While it’s interesting to have confirmation that one of the most relevant Pain Trades that remains in the hedge fund community is “short the US Consumer”, it’s always interesting to consider the context of that interesting point.
In the 2 part chart below, Andrew Barber shines a light on where this morning’s better than expected US Consumer Confidence number fits. The top part of the chart focuses on the our intermediate term TREND line, whereas the bottom part of the chart broadens our perspective to the long term (back to 1979).
Understanding that, in the intermediate term (3 months or more), that some of the Q1 2009 confidence readings are some of the lowest on record is very important. That explains, partly at least, why the US Consumer Discretionary ETF (XLY) is the best performing sector in the SP500 today of the nine we have in our Sector Views.
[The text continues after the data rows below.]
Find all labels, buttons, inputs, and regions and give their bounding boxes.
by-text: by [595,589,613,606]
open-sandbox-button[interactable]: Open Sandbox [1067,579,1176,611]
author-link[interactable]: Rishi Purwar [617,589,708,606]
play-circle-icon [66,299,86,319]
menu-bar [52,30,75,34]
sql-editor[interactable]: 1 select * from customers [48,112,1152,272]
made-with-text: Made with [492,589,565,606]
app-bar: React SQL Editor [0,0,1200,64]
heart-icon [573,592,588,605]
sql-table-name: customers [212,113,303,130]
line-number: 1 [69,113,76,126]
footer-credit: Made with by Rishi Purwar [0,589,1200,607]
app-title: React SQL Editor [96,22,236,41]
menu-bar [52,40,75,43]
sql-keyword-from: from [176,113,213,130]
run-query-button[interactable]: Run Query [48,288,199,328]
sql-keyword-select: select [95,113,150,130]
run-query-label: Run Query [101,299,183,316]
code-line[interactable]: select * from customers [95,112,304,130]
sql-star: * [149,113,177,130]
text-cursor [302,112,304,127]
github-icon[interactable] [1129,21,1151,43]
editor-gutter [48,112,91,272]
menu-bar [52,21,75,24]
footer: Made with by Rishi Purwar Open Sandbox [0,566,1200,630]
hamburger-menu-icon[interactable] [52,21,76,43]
From a contrarian perspective, the Pain Trade on US Consumer shorts remains up as a result. It’s the highest short interest group in our SP500 Sector Studies. Being long of short interest continues to pay off.
In the long term however, this morning’s US Consumer confidence reading of 54.10 is a LOWER-HIGH (albeit barely) than those dead cat bounces we saw in both September of 2008 (61.4) and May of 2009 (54.8).
Interesting is as interesting does and, remember, tops are processes, not points.